= Ubaldo Giraldi =

Ubaldo Giraldi (1692–1775), also known by the Latin name Ubaldus A Sancto Cajetano, was an Italian canonist.

==Life==
Giraldi was a member of the Piarists (Clerici regulares Scholarum piarum), was twice assistant general-councillor of his congregation, was provincial superior of the Roman province, rector of the Piarist college at Rome, and Apostolic examiner for the Roman clergy.

==Works==
He published an edition, with additions (Rome, 1757), of the Institutiones Canonicæ of Remy Maschat, also a Piarist. The Expositio juris pontificii of Giraldi (Rome, 1769; re-edited, 1829–1830) is not a treatise on canon law.
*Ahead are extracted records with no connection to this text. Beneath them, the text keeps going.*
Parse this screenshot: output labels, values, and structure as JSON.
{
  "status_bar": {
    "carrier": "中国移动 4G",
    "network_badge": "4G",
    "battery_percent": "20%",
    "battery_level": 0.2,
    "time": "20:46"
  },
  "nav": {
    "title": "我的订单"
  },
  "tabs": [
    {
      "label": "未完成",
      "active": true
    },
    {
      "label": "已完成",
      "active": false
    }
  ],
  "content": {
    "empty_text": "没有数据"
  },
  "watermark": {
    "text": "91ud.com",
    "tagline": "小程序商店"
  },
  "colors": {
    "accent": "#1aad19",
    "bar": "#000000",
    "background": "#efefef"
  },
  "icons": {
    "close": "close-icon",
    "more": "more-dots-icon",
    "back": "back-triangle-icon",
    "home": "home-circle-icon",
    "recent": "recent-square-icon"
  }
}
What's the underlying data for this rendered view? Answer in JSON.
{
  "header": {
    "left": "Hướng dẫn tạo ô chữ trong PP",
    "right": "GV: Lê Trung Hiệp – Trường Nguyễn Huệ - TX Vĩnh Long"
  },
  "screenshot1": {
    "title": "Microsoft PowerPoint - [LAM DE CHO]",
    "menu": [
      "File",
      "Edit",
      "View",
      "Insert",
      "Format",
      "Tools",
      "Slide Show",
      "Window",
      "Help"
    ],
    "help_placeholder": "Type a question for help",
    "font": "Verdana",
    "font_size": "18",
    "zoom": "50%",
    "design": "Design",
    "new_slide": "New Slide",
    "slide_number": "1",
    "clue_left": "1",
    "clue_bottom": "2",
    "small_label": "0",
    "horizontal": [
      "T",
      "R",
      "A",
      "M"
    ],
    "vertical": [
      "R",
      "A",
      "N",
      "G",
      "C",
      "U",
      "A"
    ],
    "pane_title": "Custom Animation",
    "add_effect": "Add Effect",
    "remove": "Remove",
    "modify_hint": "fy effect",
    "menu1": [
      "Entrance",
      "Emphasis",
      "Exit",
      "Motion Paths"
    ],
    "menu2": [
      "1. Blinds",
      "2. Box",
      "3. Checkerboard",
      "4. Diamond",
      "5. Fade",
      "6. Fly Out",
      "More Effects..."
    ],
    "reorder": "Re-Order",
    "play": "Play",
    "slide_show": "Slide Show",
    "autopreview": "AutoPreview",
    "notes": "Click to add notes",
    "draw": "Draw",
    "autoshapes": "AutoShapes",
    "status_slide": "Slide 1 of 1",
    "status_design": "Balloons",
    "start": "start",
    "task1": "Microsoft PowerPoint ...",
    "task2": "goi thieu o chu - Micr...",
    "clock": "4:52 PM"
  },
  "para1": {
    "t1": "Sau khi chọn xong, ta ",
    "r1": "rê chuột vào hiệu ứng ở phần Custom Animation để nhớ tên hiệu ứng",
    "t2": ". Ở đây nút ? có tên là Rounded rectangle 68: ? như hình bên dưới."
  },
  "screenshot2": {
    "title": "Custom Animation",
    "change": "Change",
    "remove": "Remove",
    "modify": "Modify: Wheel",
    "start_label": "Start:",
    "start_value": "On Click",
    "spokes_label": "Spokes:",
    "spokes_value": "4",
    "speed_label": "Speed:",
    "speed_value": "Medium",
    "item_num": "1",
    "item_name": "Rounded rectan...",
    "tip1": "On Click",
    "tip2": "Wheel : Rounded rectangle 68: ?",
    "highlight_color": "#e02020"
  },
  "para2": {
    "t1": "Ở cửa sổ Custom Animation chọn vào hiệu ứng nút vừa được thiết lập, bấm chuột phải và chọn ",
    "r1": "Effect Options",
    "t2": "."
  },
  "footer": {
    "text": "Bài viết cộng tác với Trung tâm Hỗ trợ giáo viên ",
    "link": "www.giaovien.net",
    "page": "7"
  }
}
The author merely reproduces the principal texts of the Decretals and of the Council of Trent, adding thereto such papal documents as interpret or modify their meaning, with a brief commentary of his own. His last work, on which his reputation is chiefly based, was a new edition with notes and additions of Barbosa's great work on parish priests, Animadversiones et additamenta ex posterioribus summorum pontificum constitutionibus et sacrarum congregationum decretis desumpta, ad Aug. Barbosa, de Officio et Potestate parochi (Rome, 1773, new ed., 1831).